Body-swap comedies have been a staple of Hollywood ever since Friday first got freaky in 1976. What will come as a surprise to anyone who thinks that all the possibilities of the genre had been exhausted in films such as All of Me, Big and Vice Versa (based on the 1882 novel of the same name by F Antsey that is often referred to as the original body-swap story) is that 17 Again offers something new. The most obvious novelty, especially for adults immune to the High School Musical phenomenon, is the impossibly good-looking Zac Efron, who graduates in this film from teen idol to bona fide star. Normally, stories such as Big and 13 Going on 30 have to rely on an established performer, such as Tom Hanks or Jennifer Garner, to carry the movie.

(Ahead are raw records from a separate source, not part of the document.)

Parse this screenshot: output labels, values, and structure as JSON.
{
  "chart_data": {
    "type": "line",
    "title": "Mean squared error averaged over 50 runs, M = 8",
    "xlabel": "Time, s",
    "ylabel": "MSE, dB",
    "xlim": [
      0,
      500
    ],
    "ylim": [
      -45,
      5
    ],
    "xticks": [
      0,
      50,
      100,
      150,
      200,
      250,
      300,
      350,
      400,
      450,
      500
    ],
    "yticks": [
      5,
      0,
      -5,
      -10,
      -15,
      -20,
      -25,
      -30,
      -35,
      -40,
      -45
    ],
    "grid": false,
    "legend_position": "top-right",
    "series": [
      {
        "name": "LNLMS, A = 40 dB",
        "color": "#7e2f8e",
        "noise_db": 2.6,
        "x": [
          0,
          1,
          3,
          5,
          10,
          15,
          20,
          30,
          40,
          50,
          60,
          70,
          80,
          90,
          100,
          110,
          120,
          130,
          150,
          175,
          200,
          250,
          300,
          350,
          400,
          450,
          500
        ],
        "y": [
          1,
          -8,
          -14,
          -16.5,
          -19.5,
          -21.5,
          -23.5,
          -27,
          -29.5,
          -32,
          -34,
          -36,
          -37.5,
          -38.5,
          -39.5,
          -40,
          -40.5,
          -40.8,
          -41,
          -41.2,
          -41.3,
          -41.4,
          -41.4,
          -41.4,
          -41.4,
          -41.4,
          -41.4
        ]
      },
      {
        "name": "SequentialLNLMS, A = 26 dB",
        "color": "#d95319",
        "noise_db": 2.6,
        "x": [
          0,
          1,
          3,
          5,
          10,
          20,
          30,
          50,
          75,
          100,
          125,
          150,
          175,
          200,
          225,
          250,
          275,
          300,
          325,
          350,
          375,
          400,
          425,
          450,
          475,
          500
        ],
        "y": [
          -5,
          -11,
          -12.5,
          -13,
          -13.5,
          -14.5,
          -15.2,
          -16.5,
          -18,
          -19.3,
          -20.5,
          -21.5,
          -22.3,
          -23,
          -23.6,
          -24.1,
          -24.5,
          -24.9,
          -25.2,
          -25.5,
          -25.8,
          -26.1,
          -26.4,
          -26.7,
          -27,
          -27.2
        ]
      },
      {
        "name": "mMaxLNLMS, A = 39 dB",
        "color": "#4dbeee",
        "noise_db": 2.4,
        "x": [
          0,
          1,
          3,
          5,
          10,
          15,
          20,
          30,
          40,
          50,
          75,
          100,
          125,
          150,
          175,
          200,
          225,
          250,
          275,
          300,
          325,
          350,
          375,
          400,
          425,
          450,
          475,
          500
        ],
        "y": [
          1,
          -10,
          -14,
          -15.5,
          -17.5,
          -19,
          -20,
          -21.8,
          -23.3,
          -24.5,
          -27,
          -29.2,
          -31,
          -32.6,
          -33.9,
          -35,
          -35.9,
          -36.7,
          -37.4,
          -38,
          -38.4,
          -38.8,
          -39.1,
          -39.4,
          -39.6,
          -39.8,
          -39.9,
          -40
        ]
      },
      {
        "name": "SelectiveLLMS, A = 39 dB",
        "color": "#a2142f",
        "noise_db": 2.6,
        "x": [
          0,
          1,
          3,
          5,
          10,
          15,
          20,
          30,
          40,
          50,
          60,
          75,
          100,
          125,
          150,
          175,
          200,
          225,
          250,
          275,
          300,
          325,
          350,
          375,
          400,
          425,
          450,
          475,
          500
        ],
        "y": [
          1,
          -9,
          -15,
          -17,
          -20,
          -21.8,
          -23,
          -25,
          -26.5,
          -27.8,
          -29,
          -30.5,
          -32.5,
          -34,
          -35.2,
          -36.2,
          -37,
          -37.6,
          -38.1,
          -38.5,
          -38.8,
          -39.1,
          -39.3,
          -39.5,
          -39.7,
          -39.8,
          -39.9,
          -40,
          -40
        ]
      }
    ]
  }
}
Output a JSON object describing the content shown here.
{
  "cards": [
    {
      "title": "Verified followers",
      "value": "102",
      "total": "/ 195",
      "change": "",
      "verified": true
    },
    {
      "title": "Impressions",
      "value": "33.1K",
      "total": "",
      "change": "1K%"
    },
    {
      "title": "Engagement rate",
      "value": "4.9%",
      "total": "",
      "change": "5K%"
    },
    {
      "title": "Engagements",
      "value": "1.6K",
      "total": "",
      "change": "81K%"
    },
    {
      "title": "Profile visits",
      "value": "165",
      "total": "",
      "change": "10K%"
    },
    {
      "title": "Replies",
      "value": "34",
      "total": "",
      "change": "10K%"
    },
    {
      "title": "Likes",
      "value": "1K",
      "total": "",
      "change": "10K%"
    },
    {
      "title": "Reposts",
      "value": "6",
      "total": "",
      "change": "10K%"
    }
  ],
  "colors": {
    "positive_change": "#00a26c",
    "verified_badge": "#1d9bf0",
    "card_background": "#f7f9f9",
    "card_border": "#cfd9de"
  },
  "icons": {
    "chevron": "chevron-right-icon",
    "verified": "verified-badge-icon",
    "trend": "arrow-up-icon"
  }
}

These films usually begin with children magically becoming an adult version of themselves. The tale then demonstrates how unleashing the child inside can be of enormous benefit. 17 Again takes a different tack by lambasting adults who have failed to grow up. Indeed, in the case of Matthew Perry's Mike O'Donnell, he has regressed. The action starts with the 17-year-old Mike (Efron) being watched by basketball scouts in the big match of the season. However, he abandons his ball-playing dream to support his partner, Scarlett (Alison Miller), in her moment of need. Jump forward to the present day and Mike (Perry) is a father unhappily married to Scarlett (Leslie Mann). When he is forced out of the family home to live with his best pal, Ned (Thomas Lennon), Mike wonders whether he made the right choice when he abandoned his basketball dream. The time to suspend belief arrives when a school janitor miraculously lets Mike have his dream and turns him back into his 17-year-old self. For those not yet blessed with the opportunity of seeing Hollywood's hottest young star in action, Efron is like a modern-day Rob Lowe, all cheekbones and dreamy ocean-coloured eyes and a smile that would melt steel. Having previously shown that he can dance with the best of them, Efron now proves that he can act as well.
Here he is a revelation opposite Judd Apatow's real-life missus, Leslie Mann. He gets the right balance between innocence and animal drive as he attempts to prevent his "wife" from moving on with her life. Mann, excellent in Knocked Up, again shows why she is one of the funniest comedians working today. Although she can't quite work out what is so familiar about the teenage boy who has befriended her son, she is attracted by his familiarity and zest for life. Indeed, she remembers all the things that attracted her to Mike in the first place.
In many ways, the dilemma facing the young Mike is not too dissimilar to that facing Igby, in the director Burr Steers's film debut, Igby Goes Down: namely, how does a teenager cope in an adult world? Nonetheless, the biggest laughs in 17 Again are reserved for Mike's best friend, Ned. The scene in which he enrols his "son" in high school by trying to persuade the hard-nosed principal (Melora Hardin) of the merits of both Mike and himself is pure gold. Ned is the ultimate big kid revelling in the fact that he has the cash to live out his childhood dreams.
Although the film has fun with all the clichés of the genre, if there is a fault it's that the plot is too predictable. Mike learns perhaps a tad more than he should about his teenage son and daughter, while beginning to understand the source of their foibles. He starts to appreciate his wife and to value all the little things in life that he had taken for granted. The final scene in which Mike is back on the basketball court is as predictable as a Michael Jordan slam-dunk. There are absolutely no narrative surprises and yet 17 Again works because it wears its heart on its sleeve without becoming overly sentimental. Plaudits must go to Steers, who never lets the laughs out of sight and playfully contrasts the serious romance between Mike and Scarlett with the played-for-laughs romantic antics of Ned as he tries to woo the principal. But ultimately, this will be remembered as Zac Efron's coming-of-age film.